払いすぎた税金が戻ってくる還付金の仕組み
申告の手続きを行った結果として、一番早く実感できるメリットは、すでに納めていた税金の一部が現金として戻ってくる還付という仕組みです。会社員の方の場合、毎月の給与からあらかじめ少し多めに税金が天引きされています。医療費の申告をすることで、再計算された正しい税金の額とすでに天引きされていた額との差額が、指定した銀行口座に直接振り込まれます。多くの場合、申告の期間が終了してから、おおよそ一か月から二か月程度の間に振り込みが行われるため、口座の残高が増えているのを発見したときには、面倒な手続きを乗り越えた甲斐があったと心の底から実感できることでしょう。
翌年の負担を軽くする住民税の控除の確認
現金として振り込まれるお金に比べて少し分かりにくいのが、ふるさと納税の恩恵の大部分を占める住民税の減額という効果です。申告した内容に基づいて、お住まいの自治体が翌年に支払うべき住民税の額を再計算し、初夏を迎えるころに勤務先を通じて決定通知書という紙が配られます。この通知書の中には税額の割引に関する欄があり、寄付した金額に基づいた割引額がしっかりと記載されているはずです。
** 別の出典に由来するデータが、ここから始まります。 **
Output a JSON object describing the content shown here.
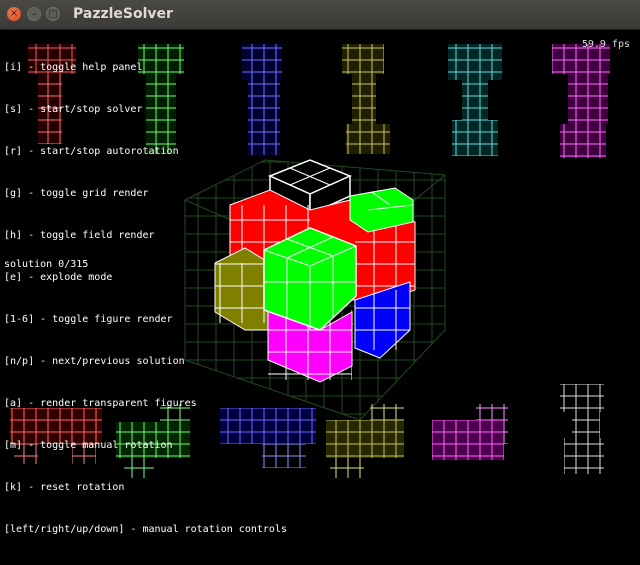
{
  "window": {
    "title": "PazzleSolver"
  },
  "window_controls": {
    "close_glyph": "×",
    "minimize_glyph": "–",
    "maximize_glyph": "□"
  },
  "overlay": {
    "help_lines": [
      "[i] - toggle help panel",
      "[s] - start/stop solver",
      "[r] - start/stop autorotation",
      "[g] - toggle grid render",
      "[h] - toggle field render",
      "[e] - explode mode",
      "[1-6] - toggle figure render",
      "[n/p] - next/previous solution",
      "[a] - render transparent figures",
      "[m] - toggle manual rotation",
      "[k] - reset rotation",
      "[left/right/up/down] - manual rotation controls"
    ],
    "fps": "59.9 fps",
    "solution": "solution 0/315"
  },
  "colors": {
    "red": "#ff0000",
    "green": "#00ff00",
    "blue": "#0000ff",
    "olive": "#808000",
    "cyan": "#00c0c0",
    "magenta": "#ff00ff",
    "white": "#ffffff",
    "grid": "#1f4a1f"
  }
}
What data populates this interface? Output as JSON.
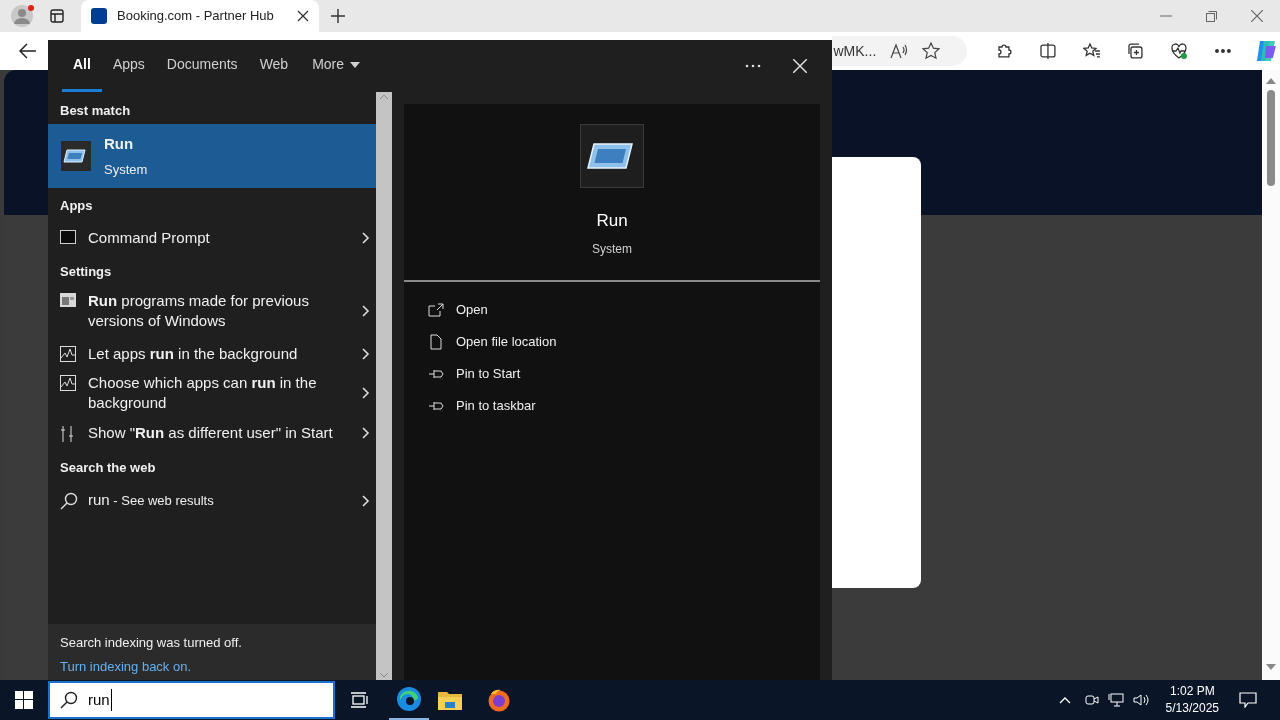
{
  "browser": {
    "tab_title": "Booking.com - Partner Hub",
    "address_text": "wMK..."
  },
  "search": {
    "tabs": [
      {
        "label": "All",
        "selected": true
      },
      {
        "label": "Apps",
        "selected": false
      },
      {
        "label": "Documents",
        "selected": false
      },
      {
        "label": "Web",
        "selected": false
      }
    ],
    "more_label": "More",
    "best_match": {
      "header": "Best match",
      "title": "Run",
      "subtitle": "System",
      "selected": true
    },
    "sections": [
      {
        "header": "Apps",
        "items": [
          {
            "kind": "console",
            "text": "Command Prompt"
          }
        ]
      },
      {
        "header": "Settings",
        "items": [
          {
            "kind": "compat",
            "text": "**Run** programs made for previous versions of Windows"
          },
          {
            "kind": "chart",
            "text": "Let apps **run** in the background"
          },
          {
            "kind": "chart",
            "text": "Choose which apps can **run** in the background"
          },
          {
            "kind": "user",
            "text": "Show \"**Run** as different user\" in Start"
          }
        ]
      },
      {
        "header": "Search the web",
        "items": [
          {
            "kind": "search",
            "text": "run",
            "suffix": " - See web results"
          }
        ]
      }
    ],
    "preview": {
      "title": "Run",
      "subtitle": "System",
      "actions": [
        {
          "kind": "open",
          "label": "Open"
        },
        {
          "kind": "folder",
          "label": "Open file location"
        },
        {
          "kind": "pin",
          "label": "Pin to Start"
        },
        {
          "kind": "pin",
          "label": "Pin to taskbar"
        }
      ]
    },
    "notice": {
      "text": "Search indexing was turned off.",
      "link": "Turn indexing back on."
    },
    "query": "run"
  },
  "clock": {
    "time": "1:02 PM",
    "date": "5/13/2025"
  }
}
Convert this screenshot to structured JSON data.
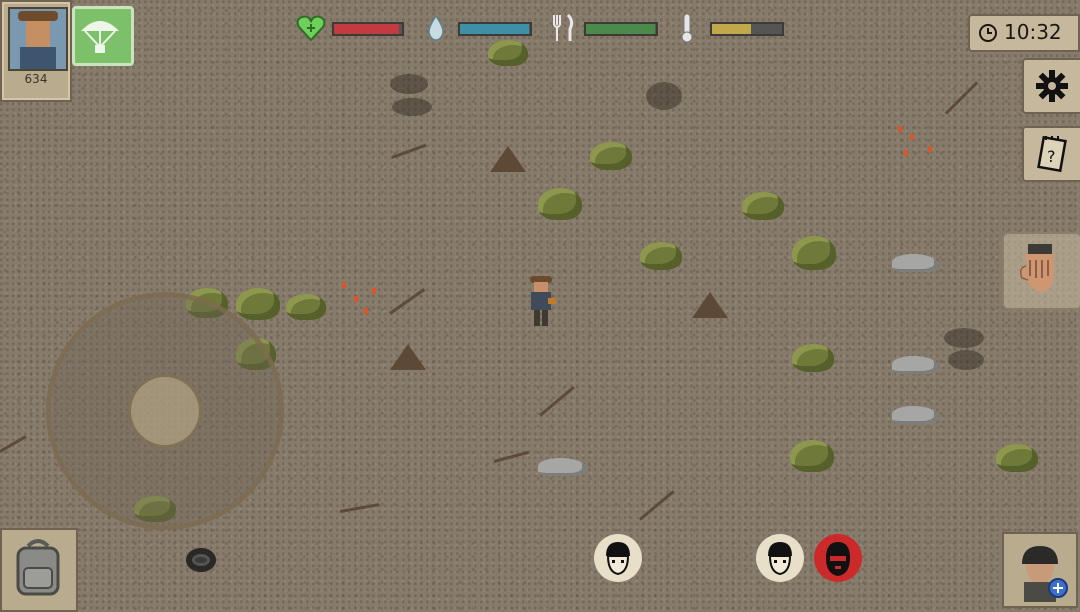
{
  "hud": {
    "player_count": "634",
    "clock": "10:32",
    "stats": {
      "health": 0.95,
      "water": 0.98,
      "food": 0.98,
      "temperature": 0.55
    }
  },
  "colors": {
    "health": "#c23b40",
    "water": "#3f8fa6",
    "food": "#4b8a4a",
    "temperature": "#c1a84a",
    "enemy": "#cc2a2a"
  },
  "icons": {
    "heart": "heart-icon",
    "water": "water-drop-icon",
    "food": "fork-knife-icon",
    "temperature": "thermometer-icon",
    "settings": "gear-icon",
    "journal": "journal-icon",
    "interact": "hand-icon",
    "inventory": "backpack-icon",
    "airdrop": "parachute-icon",
    "clock": "clock-icon"
  },
  "players_nearby": [
    {
      "kind": "neutral"
    },
    {
      "kind": "neutral"
    },
    {
      "kind": "hostile"
    }
  ]
}
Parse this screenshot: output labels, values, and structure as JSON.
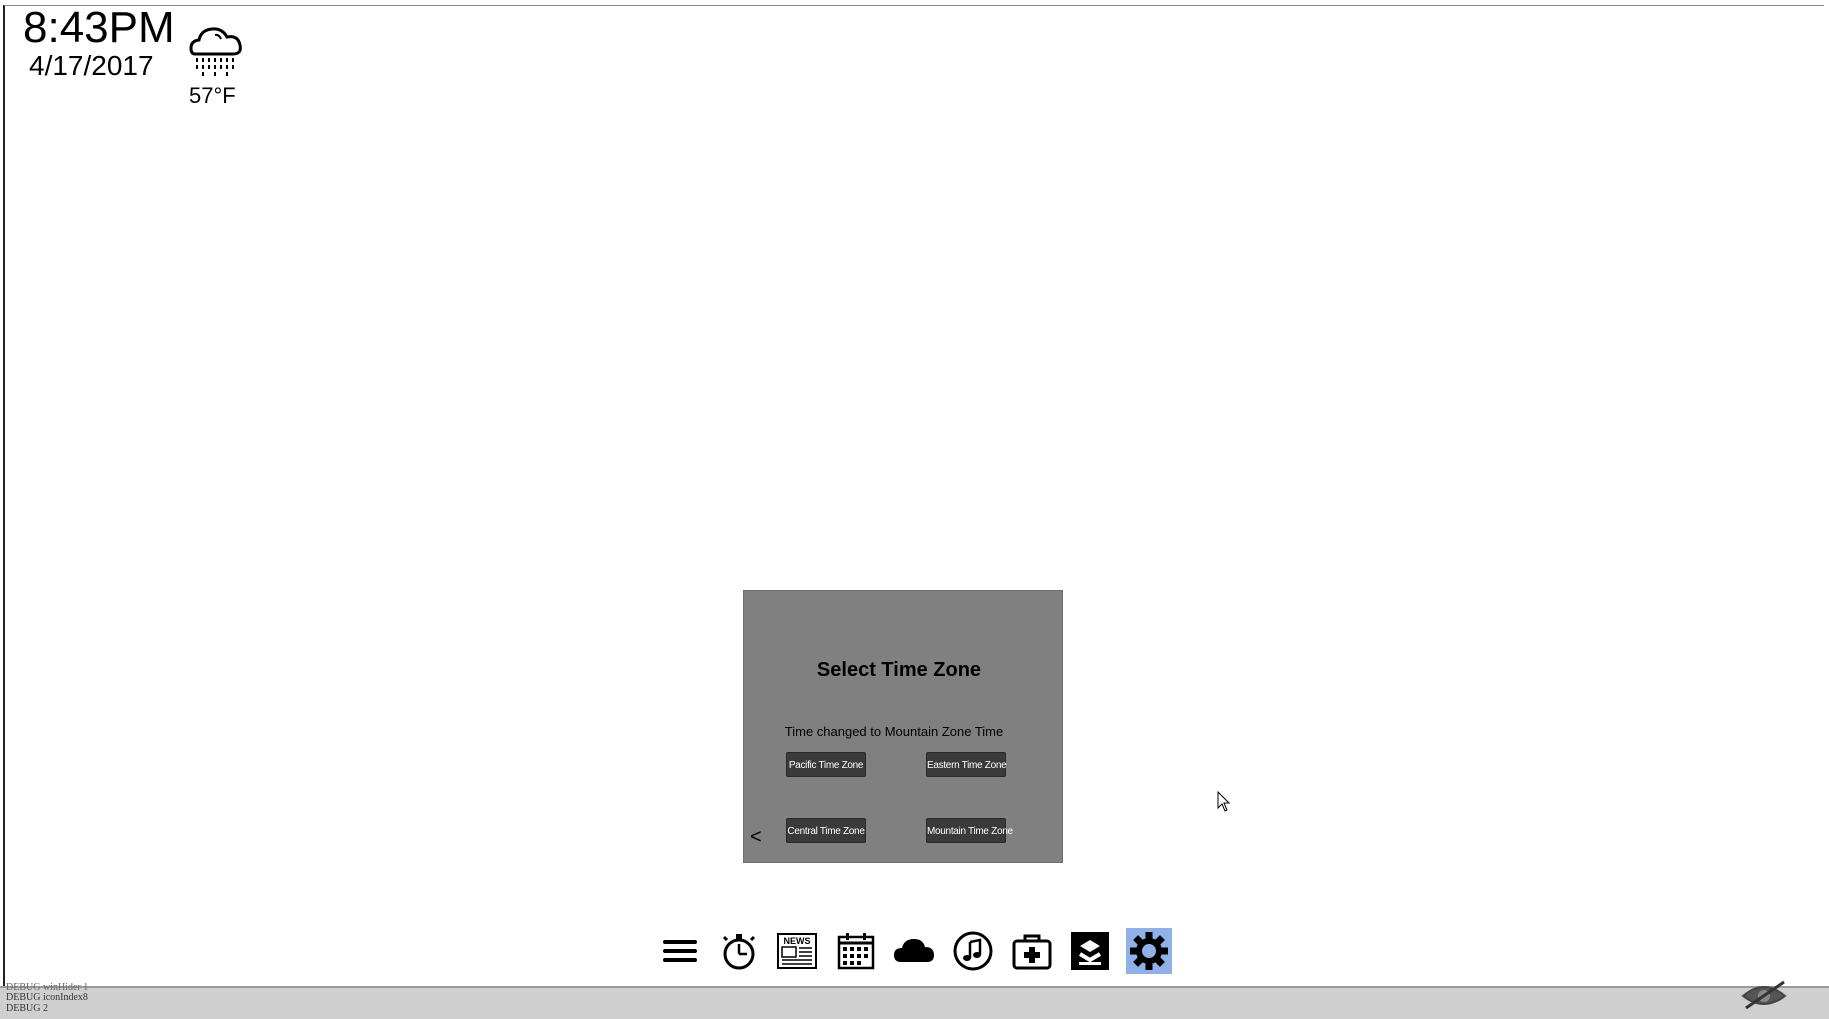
{
  "clock": {
    "time": "8:43PM",
    "date": "4/17/2017"
  },
  "weather": {
    "icon": "rain-cloud-icon",
    "temperature": "57°F"
  },
  "time_zone_dialog": {
    "title": "Select Time Zone",
    "status": "Time changed to Mountain Zone Time",
    "buttons": {
      "pacific": "Pacific Time Zone",
      "eastern": "Eastern Time Zone",
      "central": "Central Time Zone",
      "mountain": "Mountain Time Zone"
    },
    "back": "<",
    "background": "#808080",
    "button_color": "#3a3a3a"
  },
  "dock": {
    "items": [
      {
        "icon": "menu-icon"
      },
      {
        "icon": "stopwatch-icon"
      },
      {
        "icon": "news-icon",
        "label": "NEWS"
      },
      {
        "icon": "calendar-icon"
      },
      {
        "icon": "cloud-icon"
      },
      {
        "icon": "music-icon"
      },
      {
        "icon": "first-aid-icon"
      },
      {
        "icon": "app-logo-icon"
      },
      {
        "icon": "gear-icon",
        "active": true
      }
    ],
    "active_color": "#8fb1e8"
  },
  "debug_bar": {
    "line1": "DEBUG winHider 1",
    "line2": "DEBUG iconIndex8",
    "line3": "DEBUG 2",
    "icon": "hidden-eye-icon"
  }
}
まとまったお金が手に入るわけではありませんが、翌年の6月から毎月の給与から引かれる税金が安くなるという形で家計を助けてくれます。還付金・住民税の控除の二つの効果が合わさることで、併用のメリットは最大限に発揮されるのです。
まとめ
本記事では、医療費控除とふるさと納税という、二つの魅力的な制度を併用する際の様々な疑問について詳しく解説してきました。この二つの制度は全く問題なく同時に利用することができ、日々の家計を守る上で、非常に強力な組み合わせとなります。ただし、その恩恵を確実なものにするためには、いくつかの重要なルールを守る必要があります。医療費の負担によって、ふるさと納税の最もお得な上限額がわずかに下がる可能性があることを理解し、事前にしっかりと計算をしておくことが大切です。また、これまでの便利な特例制度が使えなくなり、原則としてご自身でパソコンやスマートフォンから申告手続きを行わなければならないという点も忘れてはなりません。最初は難しく感じるかもしれませんが、必要な書類を整え、便利なシステムを活用すれば決して乗り越えられない壁ではありません。少しの手間を惜しまずに正しい手続きを行うことで、払いすぎた税金が戻り、翌年の税金が安くなるという大きなメリットを手に入れることができます。ご自身の健康と地域への応援、そして家計のやりくりを両立させるために、ぜひこの二つの制度の併用を活用してみてはいかがでしょうか。